Comment j'ai gagné ma vie (en/d') écrivant, 2

Deuxième épisode : Des mots et des maux 




La Vacation fit l'objet de quelques bons articles (dont un, plutôt louangeux, dans Le Monde, et un autre, également positif, dans Libération) mais ne fut pas un succès de librairie. Cependant, P.O.L ne donnant pas d'à-valoir, j'eus la bonne surprise, un an plus tard, de toucher des droits. Ceux des 800 et quelques exemplaires qui avaient été achetés par des lecteurs curieux, mais aussi les droits du passage en poche (chez Pocket) et d'une traduction en langue allemande chez Argon Verlag, une maison indépendante de Berlin. Cette traduction me valut, d'ailleurs, un ou deux ans plus tard, un périple de quelques jours dans l'Allemagne juste réunifiée qui fut mon premier voyage d'écrivain estampillé à l'étranger. Si je me souviens bien, l'ensemble des droits se montait alors à environ 30 000 Francs de l'époque (4 000 Euros d'aujourd'hui). En 1990, pour moi, c'était beaucoup d'argent.

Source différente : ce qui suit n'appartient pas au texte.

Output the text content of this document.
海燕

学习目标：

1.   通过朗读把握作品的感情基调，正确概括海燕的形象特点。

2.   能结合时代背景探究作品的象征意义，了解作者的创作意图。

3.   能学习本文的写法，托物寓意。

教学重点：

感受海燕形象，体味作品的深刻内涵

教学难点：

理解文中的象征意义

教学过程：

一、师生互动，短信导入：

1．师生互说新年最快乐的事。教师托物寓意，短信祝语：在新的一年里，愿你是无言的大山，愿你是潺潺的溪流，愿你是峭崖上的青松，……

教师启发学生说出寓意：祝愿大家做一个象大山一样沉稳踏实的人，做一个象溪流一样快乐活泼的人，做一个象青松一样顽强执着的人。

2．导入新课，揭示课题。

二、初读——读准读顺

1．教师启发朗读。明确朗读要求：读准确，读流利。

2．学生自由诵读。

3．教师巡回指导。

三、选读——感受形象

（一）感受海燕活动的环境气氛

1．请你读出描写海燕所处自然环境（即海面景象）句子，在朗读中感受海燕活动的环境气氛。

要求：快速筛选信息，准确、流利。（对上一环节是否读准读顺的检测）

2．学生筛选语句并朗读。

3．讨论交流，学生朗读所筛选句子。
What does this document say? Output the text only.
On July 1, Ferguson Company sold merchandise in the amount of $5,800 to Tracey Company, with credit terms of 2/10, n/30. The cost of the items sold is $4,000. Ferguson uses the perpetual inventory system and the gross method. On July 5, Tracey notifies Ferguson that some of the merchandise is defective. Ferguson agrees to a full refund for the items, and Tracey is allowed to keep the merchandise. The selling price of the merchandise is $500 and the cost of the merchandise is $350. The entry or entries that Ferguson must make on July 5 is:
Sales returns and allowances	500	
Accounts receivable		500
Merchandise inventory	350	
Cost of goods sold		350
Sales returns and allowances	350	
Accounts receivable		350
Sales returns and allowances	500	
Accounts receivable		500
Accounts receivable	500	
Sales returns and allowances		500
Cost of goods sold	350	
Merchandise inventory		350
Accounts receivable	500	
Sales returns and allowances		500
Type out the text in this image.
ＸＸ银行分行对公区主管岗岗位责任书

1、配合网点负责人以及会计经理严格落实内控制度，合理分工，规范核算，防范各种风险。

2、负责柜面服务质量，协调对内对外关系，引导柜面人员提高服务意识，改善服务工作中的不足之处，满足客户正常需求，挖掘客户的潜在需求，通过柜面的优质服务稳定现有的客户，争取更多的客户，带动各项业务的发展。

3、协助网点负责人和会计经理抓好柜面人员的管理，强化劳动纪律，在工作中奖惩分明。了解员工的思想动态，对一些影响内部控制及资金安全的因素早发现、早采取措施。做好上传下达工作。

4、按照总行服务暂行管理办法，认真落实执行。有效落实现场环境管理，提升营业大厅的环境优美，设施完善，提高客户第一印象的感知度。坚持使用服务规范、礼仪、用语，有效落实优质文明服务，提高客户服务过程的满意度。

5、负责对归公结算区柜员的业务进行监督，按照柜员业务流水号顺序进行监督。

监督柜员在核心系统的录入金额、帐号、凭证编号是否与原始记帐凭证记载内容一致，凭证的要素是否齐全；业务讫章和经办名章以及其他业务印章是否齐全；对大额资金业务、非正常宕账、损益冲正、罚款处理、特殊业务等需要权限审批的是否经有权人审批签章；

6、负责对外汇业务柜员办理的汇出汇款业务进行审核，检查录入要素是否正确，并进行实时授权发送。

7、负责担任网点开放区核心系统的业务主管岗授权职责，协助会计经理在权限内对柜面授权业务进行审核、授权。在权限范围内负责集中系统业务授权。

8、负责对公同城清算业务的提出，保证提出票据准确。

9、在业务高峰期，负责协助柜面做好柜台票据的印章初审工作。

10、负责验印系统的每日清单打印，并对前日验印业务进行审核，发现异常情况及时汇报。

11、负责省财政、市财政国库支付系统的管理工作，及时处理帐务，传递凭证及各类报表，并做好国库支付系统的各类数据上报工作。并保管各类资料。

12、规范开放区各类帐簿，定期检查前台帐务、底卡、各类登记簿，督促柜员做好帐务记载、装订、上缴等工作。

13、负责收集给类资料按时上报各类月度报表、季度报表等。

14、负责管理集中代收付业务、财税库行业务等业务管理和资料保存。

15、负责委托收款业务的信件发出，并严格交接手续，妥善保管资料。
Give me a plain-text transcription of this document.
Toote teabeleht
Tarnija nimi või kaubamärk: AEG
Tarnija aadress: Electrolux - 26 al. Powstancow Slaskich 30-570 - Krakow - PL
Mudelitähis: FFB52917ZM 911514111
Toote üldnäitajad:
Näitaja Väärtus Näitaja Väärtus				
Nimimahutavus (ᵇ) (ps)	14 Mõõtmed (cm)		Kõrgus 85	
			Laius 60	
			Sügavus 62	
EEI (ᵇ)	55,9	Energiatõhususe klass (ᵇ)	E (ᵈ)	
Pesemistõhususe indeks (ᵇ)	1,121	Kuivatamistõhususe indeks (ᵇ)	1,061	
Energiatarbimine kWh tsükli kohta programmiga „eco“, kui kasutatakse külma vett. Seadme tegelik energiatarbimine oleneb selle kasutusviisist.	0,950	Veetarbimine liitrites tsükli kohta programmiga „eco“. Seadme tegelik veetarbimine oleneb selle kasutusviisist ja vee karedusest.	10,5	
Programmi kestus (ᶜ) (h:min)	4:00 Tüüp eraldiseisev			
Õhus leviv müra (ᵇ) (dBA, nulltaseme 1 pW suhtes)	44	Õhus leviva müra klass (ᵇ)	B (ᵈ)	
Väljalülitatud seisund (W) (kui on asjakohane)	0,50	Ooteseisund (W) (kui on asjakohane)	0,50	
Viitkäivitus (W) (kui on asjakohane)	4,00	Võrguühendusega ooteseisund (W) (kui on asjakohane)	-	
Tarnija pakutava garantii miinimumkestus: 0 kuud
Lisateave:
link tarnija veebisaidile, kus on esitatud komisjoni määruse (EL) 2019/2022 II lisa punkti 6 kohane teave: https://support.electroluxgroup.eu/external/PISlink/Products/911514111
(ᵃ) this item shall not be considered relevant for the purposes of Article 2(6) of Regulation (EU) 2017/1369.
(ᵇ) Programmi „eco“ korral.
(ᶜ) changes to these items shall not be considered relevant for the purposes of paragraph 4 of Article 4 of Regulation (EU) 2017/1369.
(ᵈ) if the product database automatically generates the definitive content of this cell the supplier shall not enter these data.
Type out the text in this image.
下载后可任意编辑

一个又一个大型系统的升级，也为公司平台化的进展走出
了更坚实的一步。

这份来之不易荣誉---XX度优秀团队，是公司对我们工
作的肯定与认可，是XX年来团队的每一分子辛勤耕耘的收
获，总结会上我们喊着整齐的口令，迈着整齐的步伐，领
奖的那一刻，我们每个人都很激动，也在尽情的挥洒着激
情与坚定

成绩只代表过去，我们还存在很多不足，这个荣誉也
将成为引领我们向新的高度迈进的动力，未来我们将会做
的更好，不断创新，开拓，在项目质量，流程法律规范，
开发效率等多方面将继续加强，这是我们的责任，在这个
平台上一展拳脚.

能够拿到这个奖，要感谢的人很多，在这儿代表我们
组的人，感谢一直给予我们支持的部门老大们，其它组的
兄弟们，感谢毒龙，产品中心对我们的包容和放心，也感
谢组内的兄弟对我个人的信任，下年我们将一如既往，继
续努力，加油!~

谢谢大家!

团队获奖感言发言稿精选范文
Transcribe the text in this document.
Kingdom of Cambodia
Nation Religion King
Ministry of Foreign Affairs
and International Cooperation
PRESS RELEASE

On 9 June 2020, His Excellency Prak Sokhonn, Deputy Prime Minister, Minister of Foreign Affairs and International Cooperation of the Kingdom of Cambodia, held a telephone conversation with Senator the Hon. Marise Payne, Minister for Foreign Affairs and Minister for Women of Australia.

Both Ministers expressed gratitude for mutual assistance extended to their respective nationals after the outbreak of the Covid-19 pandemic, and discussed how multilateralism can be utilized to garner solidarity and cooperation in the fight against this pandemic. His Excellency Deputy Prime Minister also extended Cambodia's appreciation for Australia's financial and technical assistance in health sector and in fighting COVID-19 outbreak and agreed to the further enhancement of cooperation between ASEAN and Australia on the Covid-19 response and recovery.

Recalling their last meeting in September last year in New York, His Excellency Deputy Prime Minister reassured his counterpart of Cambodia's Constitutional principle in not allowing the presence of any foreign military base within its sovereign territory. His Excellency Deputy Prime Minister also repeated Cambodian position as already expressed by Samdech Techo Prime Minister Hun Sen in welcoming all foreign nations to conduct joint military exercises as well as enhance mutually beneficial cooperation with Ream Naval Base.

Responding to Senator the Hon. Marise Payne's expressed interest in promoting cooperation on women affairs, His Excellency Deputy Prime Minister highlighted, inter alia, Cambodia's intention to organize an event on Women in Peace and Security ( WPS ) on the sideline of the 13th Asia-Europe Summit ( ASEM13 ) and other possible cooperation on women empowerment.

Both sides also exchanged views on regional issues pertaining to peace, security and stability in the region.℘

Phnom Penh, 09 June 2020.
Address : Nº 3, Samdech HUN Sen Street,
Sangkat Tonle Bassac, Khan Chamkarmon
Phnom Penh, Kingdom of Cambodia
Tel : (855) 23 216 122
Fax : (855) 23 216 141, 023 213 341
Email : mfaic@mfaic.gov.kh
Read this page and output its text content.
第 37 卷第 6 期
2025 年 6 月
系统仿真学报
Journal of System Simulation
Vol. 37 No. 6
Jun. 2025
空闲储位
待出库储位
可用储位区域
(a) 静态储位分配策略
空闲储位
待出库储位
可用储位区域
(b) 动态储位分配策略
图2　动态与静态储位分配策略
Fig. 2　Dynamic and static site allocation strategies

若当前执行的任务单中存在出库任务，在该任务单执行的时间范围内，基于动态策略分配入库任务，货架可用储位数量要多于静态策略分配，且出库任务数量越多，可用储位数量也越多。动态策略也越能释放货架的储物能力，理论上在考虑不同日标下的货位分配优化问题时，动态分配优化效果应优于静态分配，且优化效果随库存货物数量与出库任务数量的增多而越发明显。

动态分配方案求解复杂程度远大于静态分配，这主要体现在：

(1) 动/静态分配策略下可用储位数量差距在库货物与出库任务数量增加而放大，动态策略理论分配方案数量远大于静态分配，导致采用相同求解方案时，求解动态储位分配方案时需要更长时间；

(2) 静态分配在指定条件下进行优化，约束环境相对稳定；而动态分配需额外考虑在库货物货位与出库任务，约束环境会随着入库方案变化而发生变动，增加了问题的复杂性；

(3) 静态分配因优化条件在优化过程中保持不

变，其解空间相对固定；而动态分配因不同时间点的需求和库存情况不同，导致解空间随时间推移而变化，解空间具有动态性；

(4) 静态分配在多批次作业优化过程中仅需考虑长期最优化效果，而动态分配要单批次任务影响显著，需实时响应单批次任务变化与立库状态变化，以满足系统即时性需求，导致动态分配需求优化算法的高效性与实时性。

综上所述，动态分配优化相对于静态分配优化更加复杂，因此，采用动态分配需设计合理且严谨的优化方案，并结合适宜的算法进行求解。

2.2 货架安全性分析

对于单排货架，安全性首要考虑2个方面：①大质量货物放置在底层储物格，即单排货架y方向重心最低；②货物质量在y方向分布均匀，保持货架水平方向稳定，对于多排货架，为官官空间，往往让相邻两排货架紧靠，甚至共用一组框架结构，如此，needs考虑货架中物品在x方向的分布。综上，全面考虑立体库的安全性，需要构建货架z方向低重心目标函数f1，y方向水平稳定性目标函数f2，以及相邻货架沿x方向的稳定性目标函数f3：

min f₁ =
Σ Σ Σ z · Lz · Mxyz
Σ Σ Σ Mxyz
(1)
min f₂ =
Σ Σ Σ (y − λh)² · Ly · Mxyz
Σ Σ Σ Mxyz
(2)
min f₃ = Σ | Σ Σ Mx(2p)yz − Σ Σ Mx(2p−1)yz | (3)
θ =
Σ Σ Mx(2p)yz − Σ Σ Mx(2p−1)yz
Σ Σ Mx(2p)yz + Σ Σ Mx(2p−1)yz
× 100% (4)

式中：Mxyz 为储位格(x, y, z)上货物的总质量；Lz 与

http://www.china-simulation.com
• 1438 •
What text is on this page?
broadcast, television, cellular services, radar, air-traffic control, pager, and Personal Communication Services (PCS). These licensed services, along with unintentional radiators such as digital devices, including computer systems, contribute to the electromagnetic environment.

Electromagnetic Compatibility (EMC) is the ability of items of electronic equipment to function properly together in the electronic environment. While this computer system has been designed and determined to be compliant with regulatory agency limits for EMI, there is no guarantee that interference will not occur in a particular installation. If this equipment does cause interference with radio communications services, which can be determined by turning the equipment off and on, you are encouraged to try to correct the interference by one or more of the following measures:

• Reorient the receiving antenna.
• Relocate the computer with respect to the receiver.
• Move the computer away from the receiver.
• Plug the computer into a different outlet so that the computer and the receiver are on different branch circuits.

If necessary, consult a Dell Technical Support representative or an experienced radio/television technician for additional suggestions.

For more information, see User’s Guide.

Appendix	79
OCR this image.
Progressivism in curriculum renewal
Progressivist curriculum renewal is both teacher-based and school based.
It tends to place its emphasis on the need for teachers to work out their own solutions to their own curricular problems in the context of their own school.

Les éditeurs d'Argon s'étaient intéressés au livre parce qu'à ce moment-là, le débat sur l'avortement renaissait Outre-Rhin, les deux Allemagnes ayant eu, avant la chute du mur, des politiques différentes. J'étais plus étonné qu'un éditeur de poche achète les droits d'un livre qui n'avait pas fait parler de lui. Au Salon du Livre suivant, une jeune éditrice nommée Marion Mazauric, alors directrice de J'ai Lu et grande admiratrice de P.O.L, vint me dire qu'elle avait beaucoup aimé La Vacation et regrettait de n'avoir pas pu acheter les droits avant Pocket. Comme je lui faisais part de ma surprise, elle m'expliqua qu'un éditeur de livres de poche est un éditeur comme les autres : il se constitue un fonds à partir des livres publiés en première édition et, quand il repère le roman d'un jeune auteur prometteur, il n'hésite pas à le prendre en faisant un pari sur les livres suivants. « Si l'un de vos romans à venir est un succès, c'est en poche que vos lecteurs viendront chercher les précédents... » Son enthousiasme à l'égard de mon roman était si impressionnant que je n'oubliai jamais cette conversation... sans savoir que nous serions amenés à travailler ensemble, dix ans plus tard.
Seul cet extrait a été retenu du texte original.